Trailer © by Filmgalerie 451
Fakten
Jahr: 2004
Genre: Satire, Medienkritik
Regie: Christoph Schlingensief
Konzept: Christoph Schlingensief
Personen: Werner Brecht, Susanne Bredehöft, Ilse Garzaner, Achim von Paczensky
Kamera: Meika Dresenkamp, Dirk Heuer
Musik: Uwe Schenk
Schnitt: Robert Kummer
Review
FREAKSTARS 3000 ist die gelungenste Mediensatire, die ich jemals sehen durfte. Nie wurde die Absurdität des TV-Alltags gelungener aufgezeigt, nie wurde der Zuschauer, seine Begrifflichkeit von normal, sein Durst nach Wahnsinn, sein unreflektiertes Schlucken von ewig wiedergekäutem, provokanter auf die Probe gestellt.
Normal.
Was bedeutet das?
Wer definiert das?
Und wann zum Teufel wurde beschlossen, dass “normal” das Ideal ist, dem wir alle hinterher laufen müssen?
Normal gibt es nicht.
Und das beweist Christoph Schlingensief mit seiner Casting-Show FREAKSTARS 3000 so gut wie kein anderer. Ehrlicher als alles was die privaten Verdummungsanstalten uns jemals vorgesetzt haben, menschlicher als es die Bohlens, Bauses, Heidis und sämtliche anderen Zugpferde der mittlerweile leider fest etablierten professionellen Diffamierungsindustrie auch nur träumen könnten (wenn sie es denn wollten) und um längen “normaler”, weil purer und echter, als der ganze glattgebügelte Zirkus, der täglich über unsere Mattscheiben flimmert.
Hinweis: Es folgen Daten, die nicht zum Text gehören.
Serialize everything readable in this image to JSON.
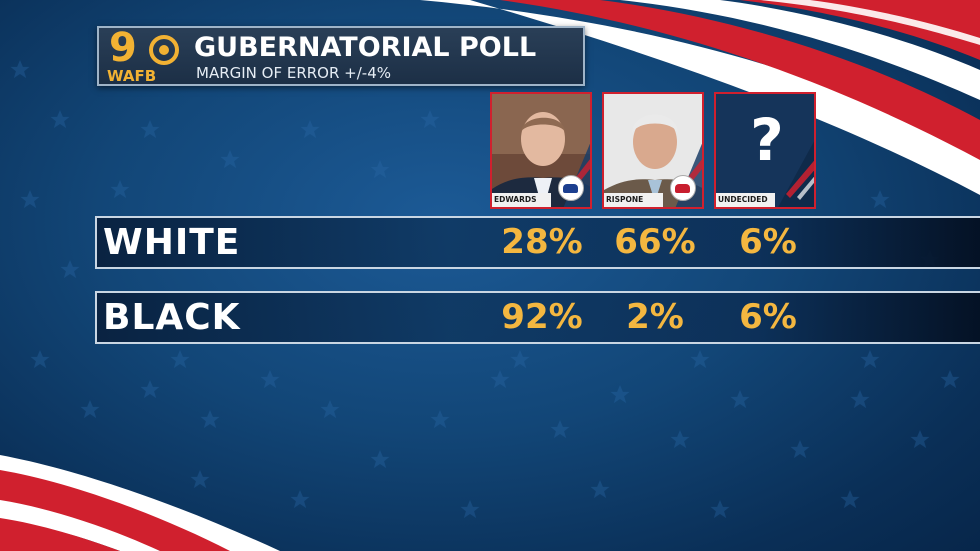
{
  "header": {
    "station_number": "9",
    "station_call": "WAFB",
    "title": "GUBERNATORIAL POLL",
    "subtitle": "MARGIN OF ERROR +/-4%"
  },
  "candidates": [
    {
      "name": "EDWARDS",
      "party": "democrat",
      "party_icon": "donkey-icon"
    },
    {
      "name": "RISPONE",
      "party": "republican",
      "party_icon": "elephant-icon"
    },
    {
      "name": "UNDECIDED",
      "symbol": "?"
    }
  ],
  "rows": [
    {
      "label": "WHITE",
      "values": [
        "28%",
        "66%",
        "6%"
      ]
    },
    {
      "label": "BLACK",
      "values": [
        "92%",
        "2%",
        "6%"
      ]
    }
  ],
  "colors": {
    "accent_gold": "#f4b740",
    "stripe_red": "#d0202e",
    "background_blue": "#124677",
    "dem_blue": "#1c3f8f",
    "rep_red": "#c81e2e"
  }
}
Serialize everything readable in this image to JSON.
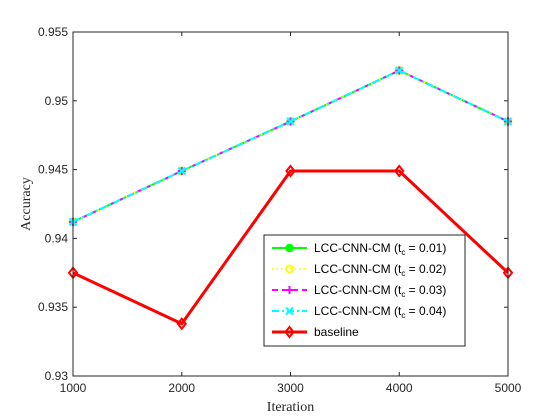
{
  "chart_data": {
    "type": "line",
    "xlabel": "Iteration",
    "ylabel": "Accuracy",
    "x": [
      1000,
      2000,
      3000,
      4000,
      5000
    ],
    "xlim": [
      1000,
      5000
    ],
    "ylim": [
      0.93,
      0.955
    ],
    "xticks": [
      "1000",
      "2000",
      "3000",
      "4000",
      "5000"
    ],
    "yticks": [
      "0.93",
      "0.935",
      "0.94",
      "0.945",
      "0.95",
      "0.955"
    ],
    "ytick_values": [
      0.93,
      0.935,
      0.94,
      0.945,
      0.95,
      0.955
    ],
    "grid": false,
    "legend_position": "bottom-right",
    "series": [
      {
        "legend_main": "LCC-CNN-CM (t",
        "legend_sub": "c",
        "legend_tail": " = 0.01)",
        "values": [
          0.9412,
          0.9449,
          0.9485,
          0.9522,
          0.9485
        ],
        "color": "#00ff00",
        "dash": "solid",
        "marker": "circle-filled"
      },
      {
        "legend_main": "LCC-CNN-CM (t",
        "legend_sub": "c",
        "legend_tail": " = 0.02)",
        "values": [
          0.9412,
          0.9449,
          0.9485,
          0.9522,
          0.9485
        ],
        "color": "#ffff00",
        "dash": "dotted",
        "marker": "circle-open"
      },
      {
        "legend_main": "LCC-CNN-CM (t",
        "legend_sub": "c",
        "legend_tail": " = 0.03)",
        "values": [
          0.9412,
          0.9449,
          0.9485,
          0.9522,
          0.9485
        ],
        "color": "#ff00ff",
        "dash": "dashed",
        "marker": "plus"
      },
      {
        "legend_main": "LCC-CNN-CM (t",
        "legend_sub": "c",
        "legend_tail": " = 0.04)",
        "values": [
          0.9412,
          0.9449,
          0.9485,
          0.9522,
          0.9485
        ],
        "color": "#00ffff",
        "dash": "dashdot",
        "marker": "x"
      },
      {
        "legend_main": "baseline",
        "legend_sub": "",
        "legend_tail": "",
        "values": [
          0.9375,
          0.9338,
          0.9449,
          0.9449,
          0.9375
        ],
        "color": "#ff0000",
        "dash": "solid",
        "marker": "diamond"
      }
    ]
  }
}
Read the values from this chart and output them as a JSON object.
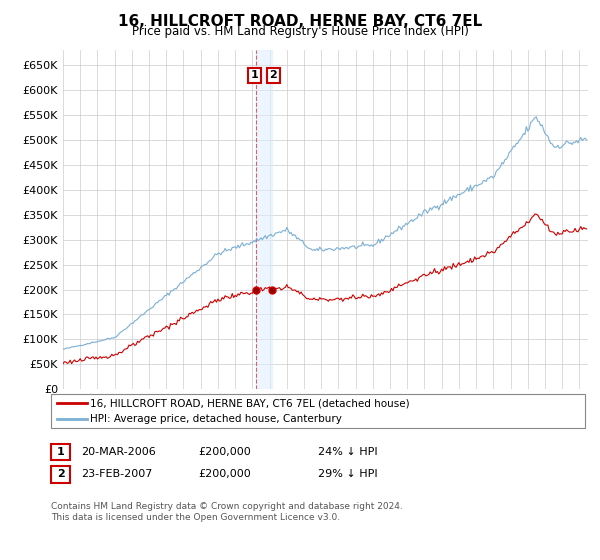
{
  "title": "16, HILLCROFT ROAD, HERNE BAY, CT6 7EL",
  "subtitle": "Price paid vs. HM Land Registry's House Price Index (HPI)",
  "legend_line1": "16, HILLCROFT ROAD, HERNE BAY, CT6 7EL (detached house)",
  "legend_line2": "HPI: Average price, detached house, Canterbury",
  "footnote": "Contains HM Land Registry data © Crown copyright and database right 2024.\nThis data is licensed under the Open Government Licence v3.0.",
  "transaction1_date": "20-MAR-2006",
  "transaction1_price": "£200,000",
  "transaction1_hpi": "24% ↓ HPI",
  "transaction2_date": "23-FEB-2007",
  "transaction2_price": "£200,000",
  "transaction2_hpi": "29% ↓ HPI",
  "hpi_color": "#7bafd4",
  "price_color": "#cc0000",
  "background_color": "#ffffff",
  "grid_color": "#cccccc",
  "ylim_top": 680000,
  "yticks": [
    0,
    50000,
    100000,
    150000,
    200000,
    250000,
    300000,
    350000,
    400000,
    450000,
    500000,
    550000,
    600000,
    650000
  ],
  "transaction1_x": 2006.21,
  "transaction2_x": 2007.12,
  "xmin": 1995.0,
  "xmax": 2025.5
}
DSDS, Supertalent, whatever…
Neue Staffel kommt, ein Raunen geht durchs Volk: “Ey die Castings die sind SOOO lustig!” Haha, was haben wir gelacht, endlich mal wieder Freaks auslachen, endlich wieder am Scheitern anderer ergötzen!
Doch wer ist der “Freak”?
Der der sein Ding macht, oder der der drüber lacht, weil es nicht der Norm entspricht? Sollte man mal in sich horchen und die gesellschaftlich akzeptierte Antwort, die bei vielen sicher als erstes zu hören ist, wissentlich ignorieren. Dann noch tiefer horchen und vielleicht zu folgender Frage kommen: Mit dem Herzen dabei sein, inbrünstig und leidenschaftlich, oder sich von gesellschaftlicher Norm, falschen Zielen, leeren Statussymbolen, verpuffendem Ruhm, hohlen Leitmotiven mitreißen lassen? Was zählt wirklich?
Also wer ist der “Freak”?
Der Frage muss man auf den Grund gehen, sie diskutieren. Aber Worte führen zu nichts, Taten sprechen einfach ein deutlichere Sprache: Man nehme eine Handvoll unbedarfter Menschen, werfe sie in eine für sie völlig neue Situation und lasse sie handeln wie sie möchten. Was kommt dabei raus?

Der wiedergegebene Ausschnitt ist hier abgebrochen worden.